TÜPRAŞ’ta baştan bu yana asıl amaçlarının bütün işçilerin sağlık hakkını güvenceye almak olduğunu ifade eden Gündüz, “Bu konuda salgının başından beri çok sıkı önlemlerin alınmasını sağladık. Servislerden, yemekhane düzenine kadar her konuda düzenlemeler yapıldı. İşçilerin aynı anda yüksek sayıda vardiyalarda bulunmasının önüne geçtik, kronik rahatsızlığı olan arkadaşlarımızı evlerine gönderdik. Bir hafta çalışma bir hafta tatil gibi bir düzen oluşturuldu, bakım grupları 14’er günlük çalışma düzeniyle çalıştılar ve sonuçta vaka görülmemesinde bu çalışma düzeninin olumlu yönde etkilerini gördük. Ücret anlamında da şu ana kadar bir kayıp yaşamadık. Kronik rahatsızlığı olanlar, çocukları olan kadın işçiler, engelli işçiler zaten yaklaşık 60 gündür evlerindeler ve ücret anlamında herhangi bir kayıpları olmadı” dedi.

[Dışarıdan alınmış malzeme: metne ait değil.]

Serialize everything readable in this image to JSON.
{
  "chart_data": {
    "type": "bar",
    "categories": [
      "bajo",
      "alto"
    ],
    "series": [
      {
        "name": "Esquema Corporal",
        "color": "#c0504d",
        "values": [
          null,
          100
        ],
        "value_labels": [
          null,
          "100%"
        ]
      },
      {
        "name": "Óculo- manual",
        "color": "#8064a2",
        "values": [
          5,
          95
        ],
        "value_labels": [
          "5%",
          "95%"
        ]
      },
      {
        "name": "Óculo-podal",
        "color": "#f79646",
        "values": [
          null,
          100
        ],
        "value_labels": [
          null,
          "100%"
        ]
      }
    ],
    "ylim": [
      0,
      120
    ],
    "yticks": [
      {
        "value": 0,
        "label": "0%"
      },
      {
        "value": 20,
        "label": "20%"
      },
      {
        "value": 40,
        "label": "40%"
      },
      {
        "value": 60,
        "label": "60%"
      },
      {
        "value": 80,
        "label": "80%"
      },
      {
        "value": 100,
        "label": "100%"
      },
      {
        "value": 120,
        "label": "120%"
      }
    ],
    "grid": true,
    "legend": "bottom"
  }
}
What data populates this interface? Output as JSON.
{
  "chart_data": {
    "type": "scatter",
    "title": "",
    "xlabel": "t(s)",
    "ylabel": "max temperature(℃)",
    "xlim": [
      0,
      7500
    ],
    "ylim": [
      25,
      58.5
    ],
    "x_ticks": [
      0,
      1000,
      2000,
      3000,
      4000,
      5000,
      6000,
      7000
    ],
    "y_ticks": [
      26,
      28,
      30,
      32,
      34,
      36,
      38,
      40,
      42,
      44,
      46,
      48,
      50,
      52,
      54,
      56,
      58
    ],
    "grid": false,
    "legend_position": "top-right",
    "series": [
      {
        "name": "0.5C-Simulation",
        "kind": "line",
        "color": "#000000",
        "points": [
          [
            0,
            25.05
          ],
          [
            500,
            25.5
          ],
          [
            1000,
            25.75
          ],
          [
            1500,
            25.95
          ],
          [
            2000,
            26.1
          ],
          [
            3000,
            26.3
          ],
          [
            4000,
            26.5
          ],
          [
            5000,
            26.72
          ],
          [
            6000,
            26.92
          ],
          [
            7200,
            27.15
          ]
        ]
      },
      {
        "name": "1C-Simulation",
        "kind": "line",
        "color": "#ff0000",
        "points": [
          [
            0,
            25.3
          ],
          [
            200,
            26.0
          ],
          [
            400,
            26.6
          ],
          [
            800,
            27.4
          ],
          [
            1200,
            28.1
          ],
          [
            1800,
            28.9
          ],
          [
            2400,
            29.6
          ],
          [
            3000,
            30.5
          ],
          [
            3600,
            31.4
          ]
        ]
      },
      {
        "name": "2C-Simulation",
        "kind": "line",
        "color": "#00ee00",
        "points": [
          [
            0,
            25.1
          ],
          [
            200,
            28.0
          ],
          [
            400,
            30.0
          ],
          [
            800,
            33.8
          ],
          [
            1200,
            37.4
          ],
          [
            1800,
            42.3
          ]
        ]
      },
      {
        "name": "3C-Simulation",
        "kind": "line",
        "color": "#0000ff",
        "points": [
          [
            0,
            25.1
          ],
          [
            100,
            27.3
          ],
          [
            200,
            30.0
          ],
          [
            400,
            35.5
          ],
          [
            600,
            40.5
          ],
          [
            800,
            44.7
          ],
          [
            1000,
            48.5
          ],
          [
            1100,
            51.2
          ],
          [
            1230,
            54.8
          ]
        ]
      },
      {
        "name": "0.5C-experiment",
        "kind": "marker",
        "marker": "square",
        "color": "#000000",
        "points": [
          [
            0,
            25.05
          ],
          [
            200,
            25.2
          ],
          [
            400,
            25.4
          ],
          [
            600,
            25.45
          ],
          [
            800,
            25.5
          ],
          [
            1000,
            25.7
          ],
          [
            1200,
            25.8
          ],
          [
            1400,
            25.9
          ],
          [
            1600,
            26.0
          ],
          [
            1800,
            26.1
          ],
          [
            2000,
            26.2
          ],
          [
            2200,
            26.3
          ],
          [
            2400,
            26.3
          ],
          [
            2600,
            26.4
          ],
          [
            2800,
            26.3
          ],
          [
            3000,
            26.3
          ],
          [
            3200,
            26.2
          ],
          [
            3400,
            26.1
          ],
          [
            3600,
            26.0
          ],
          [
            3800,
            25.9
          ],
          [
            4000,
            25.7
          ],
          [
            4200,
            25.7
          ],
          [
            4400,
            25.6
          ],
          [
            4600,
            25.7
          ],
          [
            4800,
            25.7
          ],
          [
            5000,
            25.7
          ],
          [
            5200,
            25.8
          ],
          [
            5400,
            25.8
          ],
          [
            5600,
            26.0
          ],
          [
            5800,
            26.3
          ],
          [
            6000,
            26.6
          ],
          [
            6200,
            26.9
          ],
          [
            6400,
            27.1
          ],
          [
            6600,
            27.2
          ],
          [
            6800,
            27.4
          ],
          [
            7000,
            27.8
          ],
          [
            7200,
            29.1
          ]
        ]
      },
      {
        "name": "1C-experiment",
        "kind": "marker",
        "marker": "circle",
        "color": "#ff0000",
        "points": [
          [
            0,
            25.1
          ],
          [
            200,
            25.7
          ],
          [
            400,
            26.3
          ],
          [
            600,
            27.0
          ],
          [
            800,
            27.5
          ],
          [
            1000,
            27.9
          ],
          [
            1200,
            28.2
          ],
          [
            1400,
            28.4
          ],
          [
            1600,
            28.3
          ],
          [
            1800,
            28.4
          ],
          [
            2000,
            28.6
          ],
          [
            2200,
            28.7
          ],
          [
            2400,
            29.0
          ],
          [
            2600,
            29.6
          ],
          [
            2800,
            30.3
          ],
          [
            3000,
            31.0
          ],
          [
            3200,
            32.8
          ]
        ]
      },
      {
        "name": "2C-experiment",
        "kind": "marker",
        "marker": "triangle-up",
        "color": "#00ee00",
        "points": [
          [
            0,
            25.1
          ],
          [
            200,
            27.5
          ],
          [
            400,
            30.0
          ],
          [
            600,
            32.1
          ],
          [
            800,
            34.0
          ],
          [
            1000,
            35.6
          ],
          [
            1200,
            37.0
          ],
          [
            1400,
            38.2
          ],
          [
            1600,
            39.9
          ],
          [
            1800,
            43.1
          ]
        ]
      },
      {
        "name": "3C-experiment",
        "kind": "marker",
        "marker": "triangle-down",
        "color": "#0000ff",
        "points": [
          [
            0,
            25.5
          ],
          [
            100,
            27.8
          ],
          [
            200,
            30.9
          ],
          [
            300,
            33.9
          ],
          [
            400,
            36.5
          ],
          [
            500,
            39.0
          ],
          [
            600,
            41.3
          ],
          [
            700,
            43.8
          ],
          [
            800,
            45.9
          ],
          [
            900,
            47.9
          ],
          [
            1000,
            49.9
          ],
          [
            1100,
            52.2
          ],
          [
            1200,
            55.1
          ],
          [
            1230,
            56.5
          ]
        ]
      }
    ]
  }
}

"EMEKLİLİK PRİMLERİ YATIRILAMIYOR"
Üretim duruşuyla beraber TÜPRAŞ patronunun kısa çalışma ödeneğine başvurduğunu söyleyen Gündüz, şunları dile getirdi:
“TÜPRAŞ işvereni mavi ve beyaz yaka olmak üzere herkes için kısa çalışma ödeneği başvurusu yaptı Buradan gelen ödeneğin üzerini, primler dahil olmak üzere işveren tamamlayacak. Ama yasadan kaynaklı bir sıkıntımız var, çünkü kısa çalışma ödeneğinde işçilerin yalnızca Genel Sağlık Sigortası yatırılıyor, emeklilik primleri yatırılamıyor. İşveren istese de bu primleri yatıramıyor. İşçi arkadaşlarımızın en büyük kaybı emeklilik primlerinin yatmayacak olması oldu.”
TÜPRAŞ’taki bu duruşun ülke sanayisine de etkisi olacağını ifade eden Gündüz, “Yakıtta ciddi bir ÖTV ve KDV olduğunu düşünürsek devletin gelirlerinde bir düşüşe neden olacaktır. İşveren zaten bir kayıp yaşıyor, petrol şirketleri genelde ocak ayında anlaşmalarını yapıyorlar. O günden bugüne petrol fiyatlarının geldiği durumu da göz önünde bulundurunca işverenin bu noktada kayıpları oldu. Direkt olarak değil ama endirekt olarak, akaryakıt ürettiğimiz için ülke ekonomisine de ciddi olumsuz etkileri olacaktır. Makine yağları üreten tek rafineriyiz, buna bağlı olarak yan sanayiyi de etkileyecektir. Bunun boyutu ne olacaktır sorusunun cevabı ise tam olarak elimizde yok” diye konuştu.